Le baryton Jean-Sébastien Bou fait entendre un « Sohn des Vaters aber leiden » (Fils du Père, tes frères doivent souffrir) rempli de nobles intentions, mais sa voix manque un peu de corps. La tête de Mathias Vidal étant plongée dans sa partition, sa voix l’est tout autant. Le public peut reconnaître le timbre charmant du ténor, mais il paraît toutefois mal à l’aise, voire nerveux : ses ornements vocaux restent scolaires et ses intentions sont encore mal assurées pour permettre la bonne compréhension du texte et du discours musical. Heureusement, le chant de la soprano Lenneke Ruiten (dont nous vous parlions récemment dans Les Sept Péchés capitaux à l’Opéra du Rhin) est plus fluide, sa voix est claire et justement projetée, avec un timbre idéal pour incarner la douceur maternelle.

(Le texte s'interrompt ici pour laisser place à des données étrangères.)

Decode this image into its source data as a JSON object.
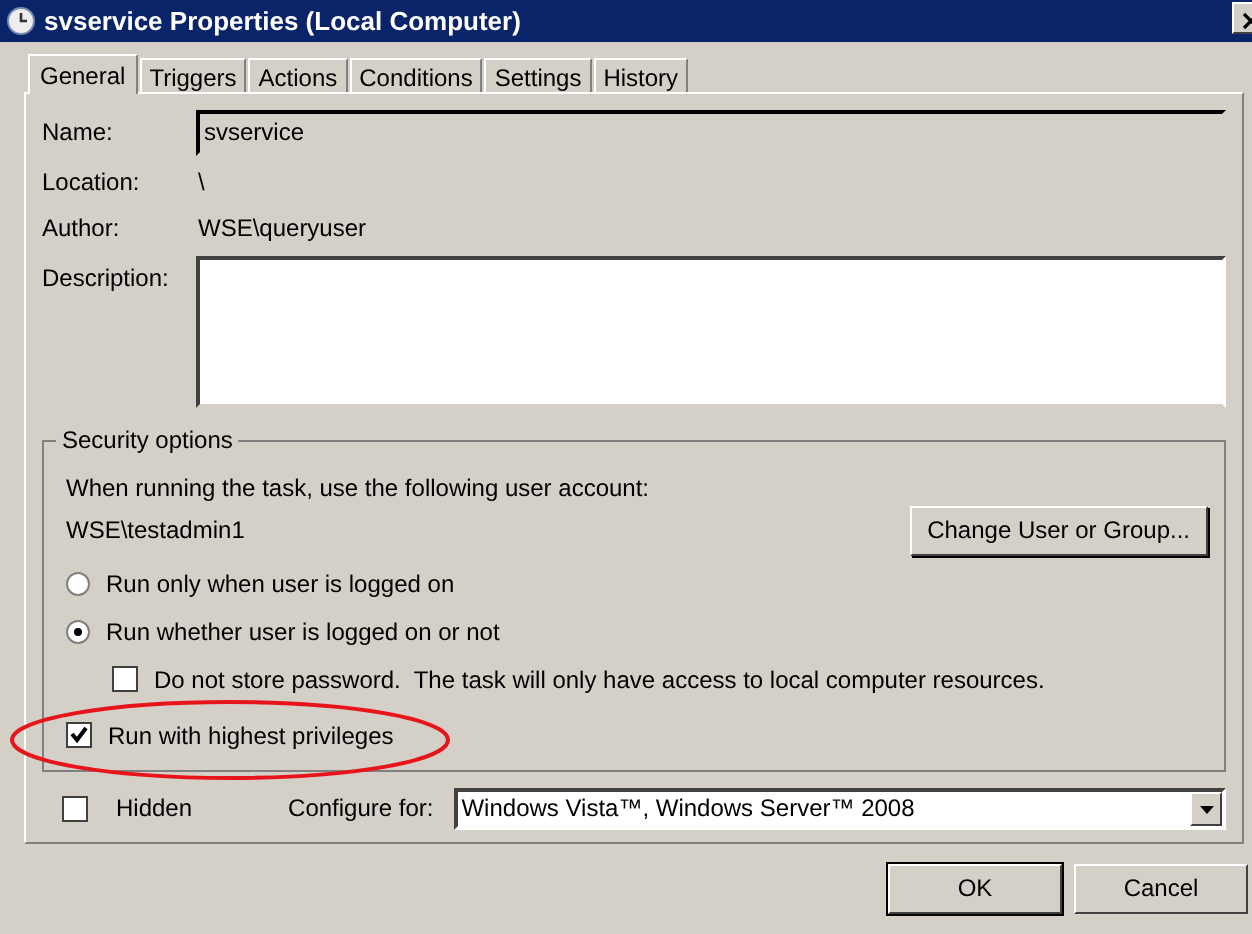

Avec Le Christ au mont des Oliviers, la seconde partie de concert est tout autre, montrant les véritables qualités de chacun des musiciens. Après une ouverture sombre et tragique, Mathias Vidal déploie sa voix avec puissance, engagement et assurance, pour incarner un Jésus convaincant, et même héroïque ! Lenneke Ruiten, en Séraphin, fait de nouveau entendre son soin de la diction et s'envole dans des vocalises joliment maîtrisées. Il lui manque cependant le caractère terrible et autoritaire des cuivres lors de son récitatif « Verkündet, Seraph » (« Annonce, Sépharin »). Jean-Sébastien Bou interprète le disciple Pierre, qui n’a que peu d’interventions mais participe parfaitement au beau trio « In meinen Adern » (« Dans mes veines »). Le chœur de la Vokalakademie Berlin montre les mêmes qualités que lors de la première partie, particulièrement dans le tempétueux chœur des disciples « Hier ist er, der Verbannte » (« Le voilà, l’exil »). La direction de Jérémie Rhorer est ici beaucoup plus engagée et énergique, donnant à son orchestre le feu qui lui manquait précédemment et qui est encore plus nécessaire dans cette musique théâtrale, opératique même. Le public se souviendra des puissants contrastes du chœur des anges « O Heil euch » (« Ô salut à toi ») et évidemment de leur grandiose fugue de louange enflammée qui termine l’oratorio « Welten singen Dank und Ehre » (« Tous chantent leur reconnaissance et leur louange »).
C’est sans surprise que les Bravi fusent du public pour saluer cette fougueuse interprétation de cette œuvre majestueuse et injustement peu jouée de Beethoven.